Pit trap. 15' square shaft, 30 or so feet deep. Gelatinous Cube at the bottom. Add a grate on a locking swing arm halfway down if you like. One that's pushed open by the falling character's weight, and then swings back into place and locks.

Pit trap. However deep and large as you like. Bottom is filled with water. Again, a grate on a locking swing arm, this one just below the water's surface. Undead in the water. Or, heck, combine the two and have a Cube down there.

Long, bare hallway. Very long. Trap at the end triggers a varient Reverse Gravity, that instead of flinging you up, turns that long hallway into a very long drop.

Zombies, their torsos hollowed out, and filled with plague rats. Skeletons with skins of Alchemist's Fire inside their ribcages.

Compressing wall traps that stop about a foot or two short of coming together. Totally non-fatal themselves. Disarming their mechanism before they complete their cycle triggers a trap of your choosing. Scorpions/spiders/snakes, lightning bolt, scything blade from the ceiling, etc.
 

I apologize for hijacking the thread, and will take it to email after this, but did want to say one thing. I may have sounded too harsh in my earlier post - I actually do recommend The Hero Snare as a premade adventure if you want to make your players really, really hate kobolds. :) It's a good adventure - it just needed a few tweaks.

I've said my piece - now you can get back to talking about evil little kobolds again. ;)

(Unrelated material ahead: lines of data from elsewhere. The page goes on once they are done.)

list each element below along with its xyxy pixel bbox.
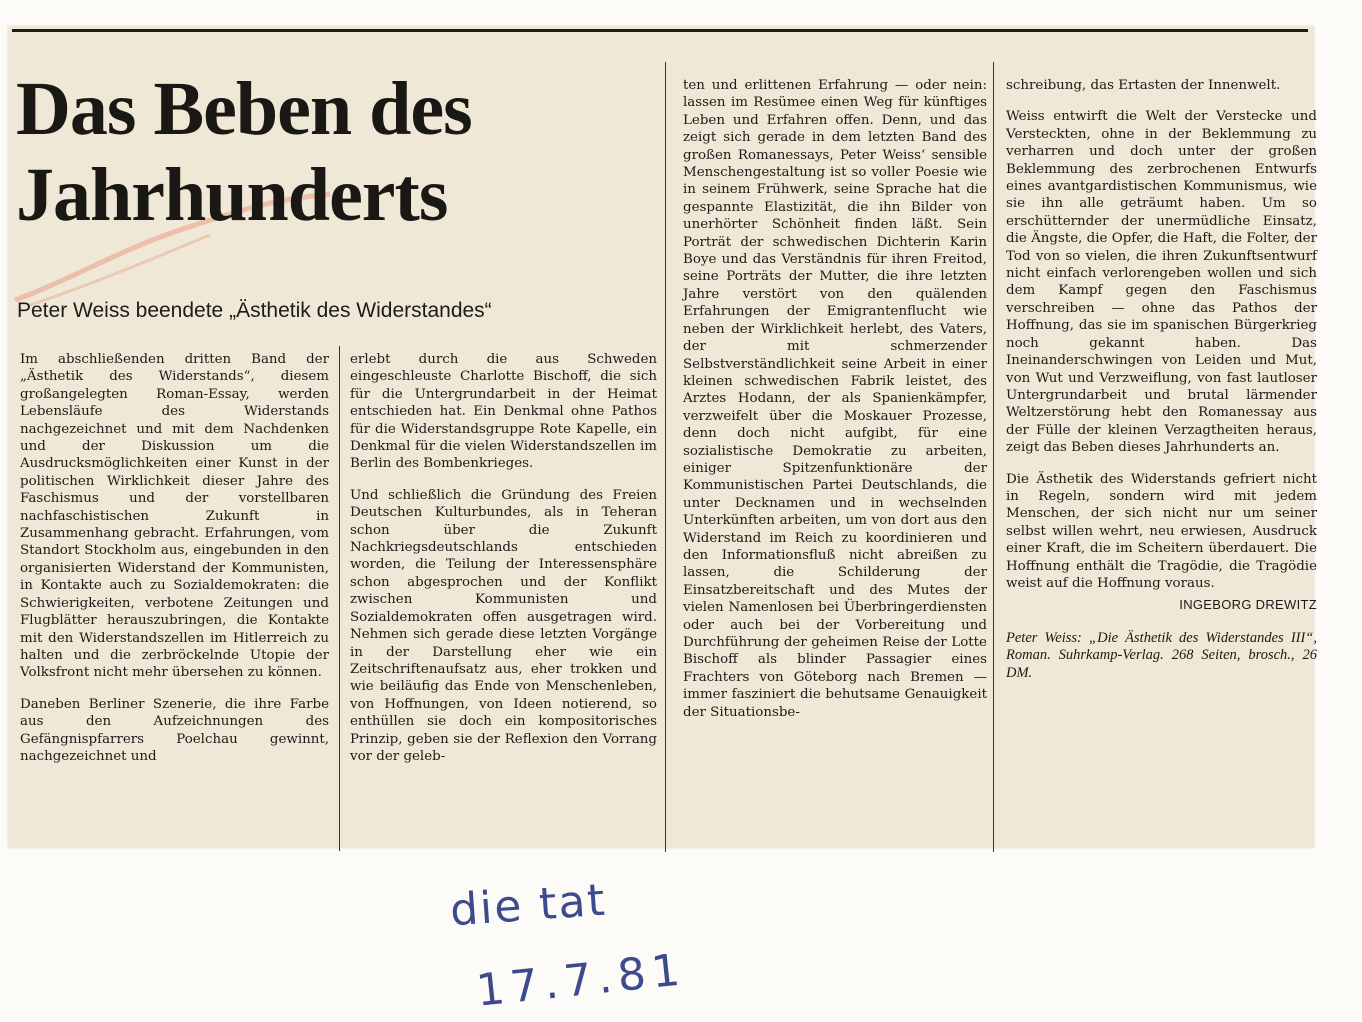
column-rule-1 (339, 346, 340, 851)
paragraph: Daneben Berliner Szenerie, die ihre Farbe aus den Aufzeichnungen des Gefängnispfarrers Poelchau gewinnt, nachgezeichnet und (20, 696, 329, 764)
column-rule-2 (665, 62, 666, 852)
paragraph: schreibung, das Ertasten der Innenwelt. (1006, 78, 1281, 93)
column-rule-3 (993, 62, 994, 852)
paragraph: Die Ästhetik des Widerstands gefriert nicht in Regeln, sondern wird mit jedem Menschen, der sich nicht nur um seiner selbst willen wehrt, neu erwiesen, Ausdruck einer Kraft, die im Scheitern überdauert. Die Hoffnung enthält die Tragödie, die Tragödie weist auf die Hoffnung voraus. (1006, 471, 1317, 591)
handwritten-date: 17.7.81 (473, 944, 689, 1017)
author-byline: INGEBORG DREWITZ (1179, 597, 1317, 613)
subheadline: Peter Weiss beendete „Ästhetik des Widerstandes“ (17, 299, 492, 322)
top-rule (12, 29, 1308, 32)
column-1 (20, 351, 329, 765)
paragraph: Im abschließenden dritten Band der „Ästhetik des Widerstands“, diesem großangelegten Roman-Essay, werden Lebensläufe des Widerstands nachgezeichnet und mit dem Nachdenken und der Diskussion um die Ausdrucksmöglichkeiten einer Kunst in der politischen Wirklichkeit dieser Jahre des Faschismus und der vorstellbaren nachfaschistischen Zukunft in Zusammenhang gebracht. Erfahrungen, vom Standort Stockholm aus, eingebunden in den organisierten Widerstand der Kommunisten, in Kontakte auch zu Sozialdemokraten: die Schwierigkeiten, verbotene Zeitungen und Flugblätter herauszubringen, die Kontakte mit den Widerstandszellen im Hitlerreich zu halten und die zerbröckelnde Utopie der Volksfront nicht mehr übersehen zu können. (20, 352, 329, 681)
column-2 (350, 351, 657, 765)
paragraph: Und schließlich die Gründung des Freien Deutschen Kulturbundes, als in Teheran schon über die Zukunft Nachkriegsdeutschlands entschieden worden, die Teilung der Interessensphäre schon abgesprochen und der Konflikt zwischen Kommunisten und Sozialdemokraten offen ausgetragen wird. Nehmen sich gerade diese letzten Vorgänge in der Darstellung eher wie ein Zeitschriftenaufsatz aus, eher trokken und wie beiläufig das Ende von Menschenleben, von Hoffnungen, von Ideen notierend, so enthüllen sie doch ein kompositorisches Prinzip, geben sie der Reflexion den Vorrang vor der geleb- (350, 487, 657, 764)
headline-line-2: Jahrhunderts (16, 153, 448, 237)
paragraph: Weiss entwirft die Welt der Verstecke und Versteckten, ohne in der Beklemmung zu verharren und doch unter der großen Beklemmung des zerbrochenen Entwurfs eines avantgardistischen Kommunismus, wie sie ihn alle geträumt haben. Um so erschütternder der unermüdliche Einsatz, die Ängste, die Opfer, die Haft, die Folter, der Tod von so vielen, die ihren Zukunftsentwurf nicht einfach verlorengeben wollen und sich dem Kampf gegen den Faschismus verschreiben — ohne das Pathos der Hoffnung, das sie im spanischen Bürgerkrieg noch gekannt haben. Das Ineinanderschwingen von Leiden und Mut, von Wut und Verzweiflung, von fast lautloser Untergrundarbeit und brutal lärmender Weltzerstörung hebt den Romanessay aus der Fülle der kleinen Verzagtheiten heraus, zeigt das Beben dieses Jahrhunderts an. (1006, 109, 1317, 456)
column-3 (683, 77, 987, 721)
paragraph: erlebt durch die aus Schweden eingeschleuste Charlotte Bischoff, die sich für die Untergrundarbeit in der Heimat entschieden hat. Ein Denkmal ohne Pathos für die Widerstandsgruppe Rote Kapelle, ein Denkmal für die vielen Widerstandszellen im Berlin des Bombenkrieges. (350, 352, 657, 472)
paragraph: ten und erlittenen Erfahrung — oder nein: lassen im Resümee einen Weg für künftiges Leben und Erfahren offen. Denn, und das zeigt sich gerade in dem letzten Band des großen Romanessays, Peter Weiss‘ sensible Menschengestaltung ist so voller Poesie wie in seinem Frühwerk, seine Sprache hat die gespannte Elastizität, die ihn Bilder von unerhörter Schönheit finden läßt. Sein Porträt der schwedischen Dichterin Karin Boye und das Verständnis für ihren Freitod, seine Porträts der Mutter, die ihre letzten Jahre verstört von den quälenden Erfahrungen der Emigrantenflucht wie neben der Wirklichkeit herlebt, des Vaters, der mit schmerzender Selbstverständlichkeit seine Arbeit in einer kleinen schwedischen Fabrik leistet, des Arztes Hodann, der als Spanienkämpfer, verzweifelt über die Moskauer Prozesse, denn doch nicht aufgibt, für eine sozialistische Demokratie zu arbeiten, einiger Spitzenfunktionäre der Kommunistischen Partei Deutschlands, die unter Decknamen und in wechselnden Unterkünften arbeiten, um von dort aus den Widerstand im Reich zu koordinieren und den Informationsfluß nicht abreißen zu lassen, die Schilderung der Einsatzbereitschaft und des Mutes der vielen Namenlosen bei Überbringerdiensten oder auch bei der Vorbereitung und Durchführung der geheimen Reise der Lotte Bischoff als blinder Passagier eines Frachters von Göteborg nach Bremen — immer fasziniert die behutsame Genauigkeit der Situationsbe- (683, 78, 987, 720)
headline-line-1: Das Beben des (16, 67, 472, 151)
book-reference: Peter Weiss: „Die Ästhetik des Widerstandes III“, Roman. Suhrkamp-Verlag. 268 Seiten, brosch., 26 DM. (1006, 629, 1317, 681)
headline (16, 66, 656, 238)
column-4 (1006, 77, 1317, 682)
handwritten-publication: die tat (448, 874, 609, 937)
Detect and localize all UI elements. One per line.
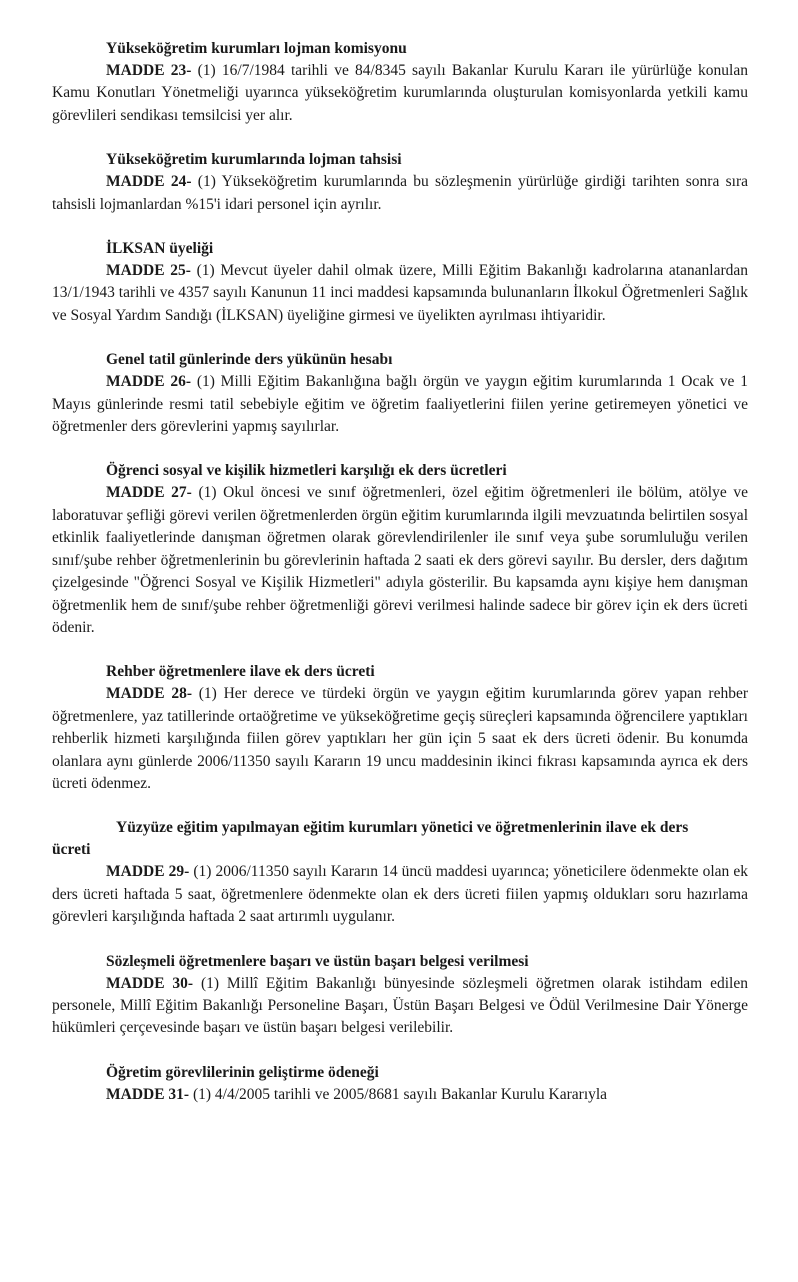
article-24 (52, 149, 748, 216)
article-body (52, 371, 748, 438)
article-heading: Sözleşmeli öğretmenlere başarı ve üstün başarı belgesi verilmesi (106, 952, 529, 970)
article-25 (52, 238, 748, 327)
article-27 (52, 460, 748, 639)
article-body (52, 861, 748, 928)
article-31 (52, 1062, 748, 1106)
article-body (52, 260, 748, 327)
article-heading: Yükseköğretim kurumlarında lojman tahsisi (106, 151, 402, 169)
article-text: (1) Okul öncesi ve sınıf öğretmenleri, özel eğitim öğretmenleri ile bölüm, atölye ve laboratuvar şefliği görevi verilen öğretmenlerden örgün eğitim kurumlarında ilgili mevzuatında belirtilen sosyal etkinlik faaliyetlerinde danışman öğretmen olarak görevlendirilenler ile sınıf veya şube sorumluluğu verilen sınıf/şube rehber öğretmenlerinin bu görevlerinin haftada 2 saati ek ders görevi sayılır. Bu dersler, ders dağıtım çizelgesinde "Öğrenci Sosyal ve Kişilik Hizmetleri" adıyla gösterilir. Bu kapsamda aynı kişiye hem danışman öğretmenlik hem de sınıf/şube rehber öğretmenliği görevi verilmesi halinde sadece bir görev için ek ders ücreti ödenir. (52, 484, 748, 636)
article-text: (1) Milli Eğitim Bakanlığına bağlı örgün ve yaygın eğitim kurumlarında 1 Ocak ve 1 Mayıs günlerinde resmi tatil sebebiyle eğitim ve öğretim faaliyetlerini fiilen yerine getiremeyen yönetici ve öğretmenler ders görevlerini yapmış sayılırlar. (52, 373, 748, 436)
article-number: MADDE 27- (106, 484, 192, 502)
article-number: MADDE 30- (106, 974, 194, 992)
article-heading-continuation: ücreti (52, 841, 91, 859)
article-text: (1) Millî Eğitim Bakanlığı bünyesinde sözleşmeli öğretmen olarak istihdam edilen personele, Millî Eğitim Bakanlığı Personeline Başarı, Üstün Başarı Belgesi ve Ödül Verilmesine Dair Yönerge hükümleri çerçevesinde başarı ve üstün başarı belgesi verilebilir. (52, 974, 748, 1037)
article-text: (1) Mevcut üyeler dahil olmak üzere, Milli Eğitim Bakanlığı kadrolarına atananlardan 13/1/1943 tarihli ve 4357 sayılı Kanunun 11 inci maddesi kapsamında bulunanların İlkokul Öğretmenleri Sağlık ve Sosyal Yardım Sandığı (İLKSAN) üyeliğine girmesi ve üyelikten ayrılması ihtiyaridir. (52, 262, 748, 324)
article-29 (52, 817, 748, 928)
article-body (52, 482, 748, 639)
article-body (52, 60, 748, 127)
article-text: (1) Yükseköğretim kurumlarında bu sözleşmenin yürürlüğe girdiği tarihten sonra sıra tahsisli lojmanlardan %15'i idari personel için ayrılır. (52, 173, 748, 213)
article-text: (1) 16/7/1984 tarihli ve 84/8345 sayılı Bakanlar Kurulu Kararı ile yürürlüğe konulan Kamu Konutları Yönetmeliği uyarınca yükseköğretim kurumlarında oluşturulan komisyonlarda yetkili kamu görevlileri sendikası temsilcisi yer alır. (52, 62, 748, 124)
article-30 (52, 951, 748, 1040)
article-text: (1) Her derece ve türdeki örgün ve yaygın eğitim kurumlarında görev yapan rehber öğretmenlere, yaz tatillerinde ortaöğretime ve yükseköğretime geçiş süreçleri kapsamında öğrencilere yaptıkları rehberlik hizmeti karşılığında fiilen görev yaptıkları her gün için 5 saat ek ders ücreti ödenir. Bu konumda olanlara aynı günlerde 2006/11350 sayılı Kararın 19 uncu maddesinin ikinci fıkrası kapsamında ayrıca ek ders ücreti ödenmez. (52, 685, 748, 792)
article-number: MADDE 25- (106, 262, 191, 280)
article-number: MADDE 29- (106, 863, 190, 881)
article-text: (1) 4/4/2005 tarihli ve 2005/8681 sayılı Bakanlar Kurulu Kararıyla (189, 1085, 608, 1103)
article-heading: Öğretim görevlilerinin geliştirme ödeneği (106, 1063, 379, 1081)
article-23 (52, 38, 748, 127)
article-number: MADDE 31- (106, 1085, 190, 1103)
article-heading: Genel tatil günlerinde ders yükünün hesabı (106, 351, 393, 369)
article-26 (52, 349, 748, 438)
article-heading: İLKSAN üyeliği (106, 240, 214, 258)
article-heading: Öğrenci sosyal ve kişilik hizmetleri karşılığı ek ders ücretleri (106, 462, 507, 480)
article-number: MADDE 23- (106, 62, 192, 79)
article-heading: Rehber öğretmenlere ilave ek ders ücreti (106, 663, 375, 681)
article-text: (1) 2006/11350 sayılı Kararın 14 üncü maddesi uyarınca; yöneticilere ödenmekte olan ek ders ücreti haftada 5 saat, öğretmenlere ödenmekte olan ek ders ücreti fiilen yapmış oldukları soru hazırlama görevleri karşılığında haftada 2 saat artırımlı uygulanır. (52, 863, 748, 926)
article-heading: Yükseköğretim kurumları lojman komisyonu (106, 40, 407, 57)
document-page (52, 38, 748, 1128)
article-body (52, 171, 748, 216)
article-body (52, 683, 748, 795)
article-heading: Yüzyüze eğitim yapılmayan eğitim kurumları yönetici ve öğretmenlerinin ilave ek ders (116, 819, 689, 837)
article-body (52, 973, 748, 1040)
article-28 (52, 661, 748, 795)
article-number: MADDE 26- (106, 373, 192, 391)
article-number: MADDE 24- (106, 173, 192, 191)
article-body (52, 1084, 748, 1106)
article-number: MADDE 28- (106, 685, 192, 703)
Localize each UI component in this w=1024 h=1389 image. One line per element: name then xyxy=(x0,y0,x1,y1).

Edit: I will be stealing some of those traps, thankyouverymuch. :D
 

The big trick to running Kobolds is to remember that they are vicious, resourceful and very low tech. They will use existing traps to their advantage, and formulate their own, which usually don't amount to more than clever ambushes. Kobold "traps" are more fun, and embarrasing to a party when they are simple, yet effective.
I think a kobold is more prone to lurk near an existing pit trap and hurl javelins down upon a party when they fall in, rather than rig up some high tech trap. However throw a shaman in the mix, or have them guarding a dragon's tunnels and the possiblities for brutality go up.
 

Staffan said:
Return to the Temple of Elemental Evil says 2d4.

If this thread was about challenging higher level PCs with Kobolds, it's not going that strong, sorry. Pit traps and burning flour are not a challenge to high-level PCs.
 

Xombie Master said:
The big trick to running Kobolds is to remember that they are vicious, resourceful and very low tech.


I don't agree with low tech at all. The entire race is mechanically minded, otherwise they wouldn't get a racial bonus to trapmaking. Steam and Steel has sidebars on the various races' views on steam tech and they, IMO correctly, state that kobolds are sometimes leaders in the field.
 

Also, remember that Kobolds have Sorcerer as a preferred class; with a small amount of XP expense, kobold shamans, leaders, etc. who are sorcerers can make magical traps to explode. A hidden kobold with a single level of rogue can make life hell from a series of well fortified and hidden positions.

As examples from Tucker's kobolds:

Flaming oil from murder holes, armor-piercing bolts and arrows (Monte Cook's Bodkin arrows, which negate 2 points of armor bonus, would work for this), flaming piles of debris pushed by multiple kobolds on long poles into strategic positions, and crawlspaces that only kobolds can maneuver in that honeycomb the areas around the dungeons.

Also, reading some internet resources on the Vietnamese Tunnels of Cu Chi can offer great inspiration on what can be done.
 

DMH said:
I don't agree with low tech at all. The entire race is mechanically minded, otherwise they wouldn't get a racial bonus to trapmaking. Steam and Steel has sidebars on the various races' views on steam tech and they, IMO correctly, state that kobolds are sometimes leaders in the field.
Very true. The bonus to Craft (Trapmaking) represents a mechanical aptitude that the race simply doesn't have with regards to everything else, but that doesn't mean they should excel at making one thing and be absolutely primitive with regards to everything else. I can imagine them making some pretty high-tech traps, and if they can do that, why don't they live in less crude of housing?

I imagine kobold traps as being the nastiest traps of all, so all those CR 10 nasty traps of DOOM! are made by kobolds for the most part in my games.